Fellowship leads to publication, opportunities after graduation

David Yamaguchi’s path to being co-author on a paper published in the journal Cellular and Molecular Life Sciences started with a summer Cornell Fellowship at the University of Iowa’s department of biochemistry.

David Yamaguchi in the lab at his fellowship at the University of Iowa.
David Yamaguchi in the lab at his fellowship at the University of Iowa.

He spent 11 weeks in a lab there during the summer of 2013 helping to research the way proteins get their instructions and how they are directed to various parts of the cell. From his first week, he said, he was grateful for what he’d learned at Cornell College. “Professor Craig Tepper’s Cell and Molec class really gave me a solid foundation for biochemical lab work, and that prepared me to a greater degree than most of the other lab members were anticipating,” he said.

The rest of his fellowship went just as well. In addition to his work in the lab, he was able to meet several times with biology Professor Barbara Christie-Pope, who was also doing research at the University of Iowa that summer. His fellowship was so successful that he was asked back to the lab for the summer of 2014, this time funded by the University of Iowa. His second summer was spent trying to find new ways to examine and capture how proteins are formed and how they’re directed to certain parts of cells.

When a protein gets placed in the wrong part of a cell membrane, he said, it can cause catastrophic diseases. But scientists aren’t sure how proteins get to the correct position.

“Until we have an idea of how it’s supposed to work, we have no idea how to fix it,” he said.

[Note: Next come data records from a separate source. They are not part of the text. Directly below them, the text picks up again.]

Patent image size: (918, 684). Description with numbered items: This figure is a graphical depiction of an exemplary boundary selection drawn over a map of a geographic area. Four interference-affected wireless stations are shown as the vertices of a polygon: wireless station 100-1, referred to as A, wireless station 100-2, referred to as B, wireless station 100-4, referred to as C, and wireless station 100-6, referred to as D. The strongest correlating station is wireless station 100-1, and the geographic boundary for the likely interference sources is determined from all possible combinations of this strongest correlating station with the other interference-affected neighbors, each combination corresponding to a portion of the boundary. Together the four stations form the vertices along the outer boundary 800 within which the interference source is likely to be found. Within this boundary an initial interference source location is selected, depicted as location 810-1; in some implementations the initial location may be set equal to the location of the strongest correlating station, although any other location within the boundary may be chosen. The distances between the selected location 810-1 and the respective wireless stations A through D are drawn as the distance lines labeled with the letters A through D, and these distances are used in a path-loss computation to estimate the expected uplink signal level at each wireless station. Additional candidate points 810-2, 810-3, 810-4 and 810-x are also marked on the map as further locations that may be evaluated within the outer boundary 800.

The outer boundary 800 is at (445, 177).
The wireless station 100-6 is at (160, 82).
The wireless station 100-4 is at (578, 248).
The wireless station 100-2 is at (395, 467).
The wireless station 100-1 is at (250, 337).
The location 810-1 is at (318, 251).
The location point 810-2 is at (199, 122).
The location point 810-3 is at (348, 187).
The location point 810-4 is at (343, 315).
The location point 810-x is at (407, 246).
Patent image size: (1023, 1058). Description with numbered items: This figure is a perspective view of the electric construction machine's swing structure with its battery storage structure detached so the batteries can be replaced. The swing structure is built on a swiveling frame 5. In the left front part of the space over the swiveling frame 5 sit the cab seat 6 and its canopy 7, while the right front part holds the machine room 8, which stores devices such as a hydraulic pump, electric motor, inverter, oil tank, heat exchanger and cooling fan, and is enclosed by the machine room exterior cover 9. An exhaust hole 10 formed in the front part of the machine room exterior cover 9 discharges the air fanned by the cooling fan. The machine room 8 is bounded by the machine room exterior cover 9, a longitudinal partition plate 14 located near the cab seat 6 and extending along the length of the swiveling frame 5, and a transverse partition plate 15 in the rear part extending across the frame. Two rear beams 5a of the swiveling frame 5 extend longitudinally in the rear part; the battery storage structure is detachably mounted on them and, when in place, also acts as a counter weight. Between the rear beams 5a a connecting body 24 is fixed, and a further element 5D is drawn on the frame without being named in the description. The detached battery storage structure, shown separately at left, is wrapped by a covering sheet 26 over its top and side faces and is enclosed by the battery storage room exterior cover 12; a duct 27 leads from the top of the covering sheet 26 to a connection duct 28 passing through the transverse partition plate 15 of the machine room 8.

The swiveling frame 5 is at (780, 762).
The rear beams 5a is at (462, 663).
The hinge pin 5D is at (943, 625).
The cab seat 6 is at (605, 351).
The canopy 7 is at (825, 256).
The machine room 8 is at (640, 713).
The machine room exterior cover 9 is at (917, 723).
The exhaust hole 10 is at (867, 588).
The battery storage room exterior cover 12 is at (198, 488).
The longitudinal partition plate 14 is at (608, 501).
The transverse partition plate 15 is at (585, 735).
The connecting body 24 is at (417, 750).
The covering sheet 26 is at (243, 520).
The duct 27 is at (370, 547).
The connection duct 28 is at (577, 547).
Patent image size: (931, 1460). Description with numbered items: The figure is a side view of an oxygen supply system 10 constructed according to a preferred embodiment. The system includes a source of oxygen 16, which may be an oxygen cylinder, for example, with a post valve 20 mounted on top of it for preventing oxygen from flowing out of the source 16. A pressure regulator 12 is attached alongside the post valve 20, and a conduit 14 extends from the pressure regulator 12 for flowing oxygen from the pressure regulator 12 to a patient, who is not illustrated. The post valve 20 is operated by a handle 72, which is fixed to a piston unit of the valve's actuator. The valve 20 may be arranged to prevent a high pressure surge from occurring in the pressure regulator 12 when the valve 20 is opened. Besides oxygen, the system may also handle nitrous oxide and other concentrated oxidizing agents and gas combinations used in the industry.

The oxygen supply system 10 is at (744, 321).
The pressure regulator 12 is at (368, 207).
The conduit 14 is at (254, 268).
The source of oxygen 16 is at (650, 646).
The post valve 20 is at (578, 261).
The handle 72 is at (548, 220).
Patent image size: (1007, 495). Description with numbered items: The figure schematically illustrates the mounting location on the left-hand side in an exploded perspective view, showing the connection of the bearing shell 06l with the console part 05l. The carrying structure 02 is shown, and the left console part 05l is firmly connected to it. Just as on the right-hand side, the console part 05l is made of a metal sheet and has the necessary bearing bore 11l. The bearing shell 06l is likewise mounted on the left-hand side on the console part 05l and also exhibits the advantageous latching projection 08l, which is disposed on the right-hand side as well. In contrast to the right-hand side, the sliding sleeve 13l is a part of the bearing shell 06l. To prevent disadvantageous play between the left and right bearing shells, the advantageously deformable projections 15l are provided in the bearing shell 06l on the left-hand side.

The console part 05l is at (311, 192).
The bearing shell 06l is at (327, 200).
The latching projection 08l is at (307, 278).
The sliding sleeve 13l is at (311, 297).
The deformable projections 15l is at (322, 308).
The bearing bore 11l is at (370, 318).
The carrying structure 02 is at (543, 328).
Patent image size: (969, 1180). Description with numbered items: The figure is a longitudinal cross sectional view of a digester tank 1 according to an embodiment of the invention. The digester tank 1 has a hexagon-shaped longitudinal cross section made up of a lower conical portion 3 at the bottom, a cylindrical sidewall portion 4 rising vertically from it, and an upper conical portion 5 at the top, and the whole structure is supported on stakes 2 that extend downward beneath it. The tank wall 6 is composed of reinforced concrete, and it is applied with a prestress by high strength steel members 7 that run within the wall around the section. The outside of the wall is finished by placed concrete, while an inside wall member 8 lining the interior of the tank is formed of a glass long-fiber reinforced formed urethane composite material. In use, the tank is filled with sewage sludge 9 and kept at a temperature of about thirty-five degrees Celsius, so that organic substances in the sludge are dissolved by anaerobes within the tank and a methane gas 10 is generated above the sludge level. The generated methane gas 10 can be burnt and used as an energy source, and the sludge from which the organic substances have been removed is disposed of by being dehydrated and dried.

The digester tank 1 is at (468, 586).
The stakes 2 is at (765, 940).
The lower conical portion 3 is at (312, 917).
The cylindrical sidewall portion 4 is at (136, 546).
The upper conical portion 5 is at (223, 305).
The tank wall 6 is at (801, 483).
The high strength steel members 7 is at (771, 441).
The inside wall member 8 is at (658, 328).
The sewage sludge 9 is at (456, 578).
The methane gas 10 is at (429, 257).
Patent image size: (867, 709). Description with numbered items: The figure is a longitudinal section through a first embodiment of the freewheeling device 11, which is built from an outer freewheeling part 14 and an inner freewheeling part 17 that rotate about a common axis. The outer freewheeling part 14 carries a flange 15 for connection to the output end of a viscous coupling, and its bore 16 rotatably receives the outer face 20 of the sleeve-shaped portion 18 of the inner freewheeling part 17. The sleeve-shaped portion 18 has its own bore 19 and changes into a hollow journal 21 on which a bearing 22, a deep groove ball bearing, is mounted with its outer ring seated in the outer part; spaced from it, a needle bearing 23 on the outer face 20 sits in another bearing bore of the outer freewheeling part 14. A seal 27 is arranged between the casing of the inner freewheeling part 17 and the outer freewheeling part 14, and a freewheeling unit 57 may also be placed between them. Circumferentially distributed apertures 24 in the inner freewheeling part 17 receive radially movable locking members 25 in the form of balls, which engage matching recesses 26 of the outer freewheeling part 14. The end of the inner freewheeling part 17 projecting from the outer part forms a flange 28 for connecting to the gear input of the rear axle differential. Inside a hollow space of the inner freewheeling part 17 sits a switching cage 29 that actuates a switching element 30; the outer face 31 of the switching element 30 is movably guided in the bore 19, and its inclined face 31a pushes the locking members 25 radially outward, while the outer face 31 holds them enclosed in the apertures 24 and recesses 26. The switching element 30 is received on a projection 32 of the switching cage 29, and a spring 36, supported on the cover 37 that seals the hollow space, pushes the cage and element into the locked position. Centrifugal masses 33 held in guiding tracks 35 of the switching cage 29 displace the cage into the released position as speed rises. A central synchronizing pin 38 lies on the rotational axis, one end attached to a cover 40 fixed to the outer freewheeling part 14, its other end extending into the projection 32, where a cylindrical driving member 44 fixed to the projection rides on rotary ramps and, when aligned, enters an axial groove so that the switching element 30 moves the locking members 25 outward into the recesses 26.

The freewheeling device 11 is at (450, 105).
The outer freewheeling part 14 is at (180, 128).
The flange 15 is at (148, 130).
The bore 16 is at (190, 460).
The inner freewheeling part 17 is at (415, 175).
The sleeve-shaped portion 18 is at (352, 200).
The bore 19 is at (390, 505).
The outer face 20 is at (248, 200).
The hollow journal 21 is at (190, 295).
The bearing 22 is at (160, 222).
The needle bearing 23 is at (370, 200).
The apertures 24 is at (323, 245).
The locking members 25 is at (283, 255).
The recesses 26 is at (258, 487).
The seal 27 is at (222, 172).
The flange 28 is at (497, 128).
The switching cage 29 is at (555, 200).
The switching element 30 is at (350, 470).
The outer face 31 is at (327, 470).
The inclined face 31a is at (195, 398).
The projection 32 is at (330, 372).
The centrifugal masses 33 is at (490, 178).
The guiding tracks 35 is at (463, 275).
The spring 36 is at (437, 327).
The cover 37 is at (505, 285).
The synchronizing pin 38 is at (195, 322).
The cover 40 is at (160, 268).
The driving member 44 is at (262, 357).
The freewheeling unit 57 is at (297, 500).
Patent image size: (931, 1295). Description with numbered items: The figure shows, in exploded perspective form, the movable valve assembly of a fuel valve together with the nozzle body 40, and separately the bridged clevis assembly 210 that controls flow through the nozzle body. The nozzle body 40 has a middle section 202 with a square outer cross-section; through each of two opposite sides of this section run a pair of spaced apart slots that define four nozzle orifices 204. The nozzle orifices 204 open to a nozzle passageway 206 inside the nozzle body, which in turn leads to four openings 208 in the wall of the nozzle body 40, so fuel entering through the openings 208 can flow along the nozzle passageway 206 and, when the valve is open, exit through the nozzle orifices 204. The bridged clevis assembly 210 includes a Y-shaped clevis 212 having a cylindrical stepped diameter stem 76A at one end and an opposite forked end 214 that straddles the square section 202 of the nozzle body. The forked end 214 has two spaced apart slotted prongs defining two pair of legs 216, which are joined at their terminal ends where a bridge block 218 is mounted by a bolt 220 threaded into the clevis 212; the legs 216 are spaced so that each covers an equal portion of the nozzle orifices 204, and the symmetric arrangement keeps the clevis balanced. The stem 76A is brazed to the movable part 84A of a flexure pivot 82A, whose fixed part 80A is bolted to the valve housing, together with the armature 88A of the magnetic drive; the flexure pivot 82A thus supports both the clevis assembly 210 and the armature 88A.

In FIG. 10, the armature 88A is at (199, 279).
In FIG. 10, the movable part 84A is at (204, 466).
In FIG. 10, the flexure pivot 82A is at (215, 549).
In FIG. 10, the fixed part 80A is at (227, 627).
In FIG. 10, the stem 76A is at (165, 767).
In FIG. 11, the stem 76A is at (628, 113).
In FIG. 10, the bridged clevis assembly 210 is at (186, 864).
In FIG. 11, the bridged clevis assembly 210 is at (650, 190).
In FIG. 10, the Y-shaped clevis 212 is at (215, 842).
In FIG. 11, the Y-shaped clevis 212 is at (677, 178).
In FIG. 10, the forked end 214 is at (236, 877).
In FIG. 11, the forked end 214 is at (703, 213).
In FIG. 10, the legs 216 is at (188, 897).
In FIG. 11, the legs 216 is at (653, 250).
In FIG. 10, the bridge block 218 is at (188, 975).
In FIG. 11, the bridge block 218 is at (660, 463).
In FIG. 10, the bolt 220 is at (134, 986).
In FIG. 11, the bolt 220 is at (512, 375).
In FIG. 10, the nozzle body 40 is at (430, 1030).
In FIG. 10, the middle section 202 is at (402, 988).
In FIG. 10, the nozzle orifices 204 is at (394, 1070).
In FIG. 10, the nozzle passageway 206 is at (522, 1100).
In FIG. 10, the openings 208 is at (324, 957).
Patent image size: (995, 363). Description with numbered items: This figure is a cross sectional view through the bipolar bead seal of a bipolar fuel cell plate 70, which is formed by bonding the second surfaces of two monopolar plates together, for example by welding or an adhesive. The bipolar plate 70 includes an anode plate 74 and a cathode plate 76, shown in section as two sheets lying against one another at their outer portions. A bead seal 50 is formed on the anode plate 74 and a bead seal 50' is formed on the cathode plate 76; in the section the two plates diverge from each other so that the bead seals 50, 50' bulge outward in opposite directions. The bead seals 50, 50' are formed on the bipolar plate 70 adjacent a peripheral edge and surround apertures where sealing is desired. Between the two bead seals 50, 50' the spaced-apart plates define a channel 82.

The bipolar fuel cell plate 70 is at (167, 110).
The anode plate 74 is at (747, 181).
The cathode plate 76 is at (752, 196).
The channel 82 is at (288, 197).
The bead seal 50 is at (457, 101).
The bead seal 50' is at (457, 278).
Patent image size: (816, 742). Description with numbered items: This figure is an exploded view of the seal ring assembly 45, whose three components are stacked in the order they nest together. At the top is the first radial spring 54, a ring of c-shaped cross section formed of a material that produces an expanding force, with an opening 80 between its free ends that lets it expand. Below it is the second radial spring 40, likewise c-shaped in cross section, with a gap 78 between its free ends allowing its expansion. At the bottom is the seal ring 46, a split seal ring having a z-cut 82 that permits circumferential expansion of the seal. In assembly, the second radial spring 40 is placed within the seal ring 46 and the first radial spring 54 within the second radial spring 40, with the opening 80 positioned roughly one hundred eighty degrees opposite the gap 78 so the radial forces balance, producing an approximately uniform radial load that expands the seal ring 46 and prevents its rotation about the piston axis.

The lab he worked at is using photoreceptor cells from tadpoles to create a model of how one protein is assembled, and how it gets directed to the proper place. And the research he worked on in the summer of 2013 helped lead the lab to the first part of that model, which was published in August in Cellular and Molecular Life Sciences.

And Yamaguchi, who finishes his graduation requirements at the end of Block 2, isn’t done yet. After he finishes his coursework he’s going to spend another eight weeks at the same lab, working with Yuan Pan, a graduate student, on another publication about the lab’s research. From there, he plans to apply for lab technician jobs in Colorado and Iowa.

“I know I want to be involved with research in some way for the rest of my life, even if I’m still figuring out exactly what career path to follow,” he said, “This is a way for me to get more experience.”